O ministro do STF (Supremo Tribunal Federal), Flávio Dino, questionou na semana passada como ninguém percebeu as irregularidades do Banco Master. “Como ninguém viu? O elefante é grande, está pintado de azul, desfilando na frente de todo mundo”, disse.
Especialistas ouvidos sobre o caso divergem sobre os mecanismos que levaram à omissão de instituições públicas e privadas até o escândalo vir a público com a liquidação do Master e a prisão de Daniel Vorcaro, em novembro do ano passado. Eles concordam, porém, que Vorcaro e seus companheiros souberam usar a favor do banco os sistemas regulatório, político e jurídico que incentivam a omissão, e não a denúncia. Isso abriu espaço para a fraude bancária mais custosa da história do país.

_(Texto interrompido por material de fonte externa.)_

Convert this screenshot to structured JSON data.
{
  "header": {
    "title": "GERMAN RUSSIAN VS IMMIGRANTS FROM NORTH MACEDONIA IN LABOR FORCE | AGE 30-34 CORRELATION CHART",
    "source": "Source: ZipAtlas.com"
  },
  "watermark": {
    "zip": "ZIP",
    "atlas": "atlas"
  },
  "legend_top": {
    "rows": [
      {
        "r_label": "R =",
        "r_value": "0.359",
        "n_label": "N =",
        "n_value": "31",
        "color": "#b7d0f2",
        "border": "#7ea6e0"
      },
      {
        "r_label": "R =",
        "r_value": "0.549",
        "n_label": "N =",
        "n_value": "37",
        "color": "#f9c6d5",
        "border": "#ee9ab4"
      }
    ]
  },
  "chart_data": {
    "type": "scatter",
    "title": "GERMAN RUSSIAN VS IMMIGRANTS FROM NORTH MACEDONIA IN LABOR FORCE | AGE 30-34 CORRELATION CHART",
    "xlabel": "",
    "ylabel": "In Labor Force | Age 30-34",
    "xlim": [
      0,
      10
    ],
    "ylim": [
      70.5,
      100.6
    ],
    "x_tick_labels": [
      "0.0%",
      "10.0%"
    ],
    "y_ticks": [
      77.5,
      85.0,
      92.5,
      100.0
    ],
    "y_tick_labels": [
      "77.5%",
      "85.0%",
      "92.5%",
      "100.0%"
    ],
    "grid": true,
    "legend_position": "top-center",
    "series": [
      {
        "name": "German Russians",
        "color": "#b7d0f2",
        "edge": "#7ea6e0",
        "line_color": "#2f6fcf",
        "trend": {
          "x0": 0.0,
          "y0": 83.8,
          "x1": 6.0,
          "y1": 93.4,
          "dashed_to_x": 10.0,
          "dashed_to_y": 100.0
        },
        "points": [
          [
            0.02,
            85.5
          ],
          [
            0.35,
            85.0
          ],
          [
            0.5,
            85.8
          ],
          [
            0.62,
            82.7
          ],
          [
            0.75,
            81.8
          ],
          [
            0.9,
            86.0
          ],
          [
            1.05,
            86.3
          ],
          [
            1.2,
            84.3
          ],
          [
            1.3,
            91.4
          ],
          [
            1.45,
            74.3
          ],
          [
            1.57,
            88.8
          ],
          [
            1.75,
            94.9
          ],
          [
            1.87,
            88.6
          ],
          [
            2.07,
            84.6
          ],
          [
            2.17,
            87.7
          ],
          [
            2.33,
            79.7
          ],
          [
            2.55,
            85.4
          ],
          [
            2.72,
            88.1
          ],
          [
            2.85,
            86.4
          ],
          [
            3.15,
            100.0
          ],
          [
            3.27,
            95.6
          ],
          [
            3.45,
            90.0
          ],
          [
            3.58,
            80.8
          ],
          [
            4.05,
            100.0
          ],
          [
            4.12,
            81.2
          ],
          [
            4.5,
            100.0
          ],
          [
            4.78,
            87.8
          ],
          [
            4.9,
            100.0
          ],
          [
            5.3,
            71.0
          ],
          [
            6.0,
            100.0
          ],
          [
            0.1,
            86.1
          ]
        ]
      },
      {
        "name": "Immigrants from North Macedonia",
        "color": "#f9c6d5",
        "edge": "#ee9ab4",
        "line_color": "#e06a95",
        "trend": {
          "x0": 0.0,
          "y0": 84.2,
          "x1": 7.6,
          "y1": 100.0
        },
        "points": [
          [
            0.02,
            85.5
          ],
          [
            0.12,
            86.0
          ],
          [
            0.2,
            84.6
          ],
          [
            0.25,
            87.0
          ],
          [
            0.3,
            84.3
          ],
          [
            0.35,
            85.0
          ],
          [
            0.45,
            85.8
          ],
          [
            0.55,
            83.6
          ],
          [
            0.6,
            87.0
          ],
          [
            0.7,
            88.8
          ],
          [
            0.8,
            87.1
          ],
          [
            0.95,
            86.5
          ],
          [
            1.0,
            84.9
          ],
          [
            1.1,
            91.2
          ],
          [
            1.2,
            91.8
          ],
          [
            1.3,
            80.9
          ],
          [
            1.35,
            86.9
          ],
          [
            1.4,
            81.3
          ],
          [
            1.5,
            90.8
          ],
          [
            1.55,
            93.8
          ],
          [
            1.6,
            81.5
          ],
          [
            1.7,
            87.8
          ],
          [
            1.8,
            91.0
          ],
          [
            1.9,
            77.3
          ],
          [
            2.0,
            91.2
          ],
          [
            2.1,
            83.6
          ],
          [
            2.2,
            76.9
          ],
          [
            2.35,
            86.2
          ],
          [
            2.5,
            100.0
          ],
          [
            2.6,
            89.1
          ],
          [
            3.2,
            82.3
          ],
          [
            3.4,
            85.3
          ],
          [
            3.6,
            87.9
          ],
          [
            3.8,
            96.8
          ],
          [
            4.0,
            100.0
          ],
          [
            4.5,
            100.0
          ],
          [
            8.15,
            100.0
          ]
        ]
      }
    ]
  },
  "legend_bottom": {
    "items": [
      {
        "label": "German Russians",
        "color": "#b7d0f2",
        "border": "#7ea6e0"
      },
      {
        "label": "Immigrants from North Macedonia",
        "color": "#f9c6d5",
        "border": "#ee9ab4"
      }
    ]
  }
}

As estimativas de prejuízo chegam a R$ 60 bilhões. O valor supera as principais crises bancárias dos últimos 20 anos e as perdas apuradas pela Lava Jato, que ficaram entre R$ 29 bilhões, segundo o TCU (Tribunal de Contas da União), e R$ 42 bilhões, de acordo com a Polícia Federal.
O advogado José Andrés Lopes da Costa, especialista em regulação bancária, acompanhou crises de instituições como Santos, Panamericano e Cruzeiro do Sul. Ele afirma que, apesar de o Brasil ter leis e profissionais competentes, a dinâmica da omissão contaminou as estruturas de regulação e fiscalização nos últimos anos, gerando distorções.
Costa apresenta duas leituras para explicar a escalada do caso Master. A primeira é a do escândalo, com falhas individuais ou conluio. “Houve gente que deveria ter visto e não viu, ou que viu e tapou os olhos, ou que, tendo visto, preferiu nada dizer”, afirma. A segunda leitura, mais técnica e incômoda, aponta que os sistemas regulatório, político e jurídico não oferecem incentivos à reação. “Isso faz com que cada agente, ao ponderar seus próprios riscos e ganhos, perceba que tem mais a perder vendo do que não vendo”, diz.
O caso Master produziu exemplos dessa dinâmica. Em 2024, três gestores da Caixa Asset, braço de investimentos da Caixa Econômica Federal, foram afastados após redigirem um relatório contra a compra de R$ 500 milhões em letras financeiras do banco de Daniel Vorcaro. A operação foi considerada arriscada e suspeita.
Em 2025, a diretoria da CVM (Comissão de Valores Mobiliários) julgou um caso da Ambipar, envolvendo o Master e o empresário Nelson Tanure em suspeita de manipulação de mercado. O então presidente da autarquia, João Pedro Nascimento, votou contra as empresas e renunciou nove dias depois. O interino Otto Lobo reverteu o voto, dando ganho de causa às empresas. Em janeiro deste ano, o presidente Luiz Inácio Lula da Silva indicou Lobo para a presidência da CVM em definitivo.
O economista Marcos Lisboa chama a atenção para o risco de sanções a quem tenta evitar a crise antes que ela cause prejuízos e vítimas suficientes. “Servidores que ousem atuar preventivamente podem ser acionados na Justiça ou enfrentar questionamentos do TCU”, diz. O TCU questionou o Banco Central sobre a liquidação do Master, apurando possível “precipitação”.
Nos Estados Unidos, o ambiente é oposto. Quem faz um alerta preventivo não sofre penalidades, e denunciantes podem receber prêmios em dinheiro. A False Claims Act, de 1863, garante ao denunciante de 15% a 30% dos valores recuperados. O Dodd-Frank Act, de 2010, criou um programa na SEC (Securities and Exchange Commission) que paga de 10% a 30% das sanções acima de US$ 1 milhão.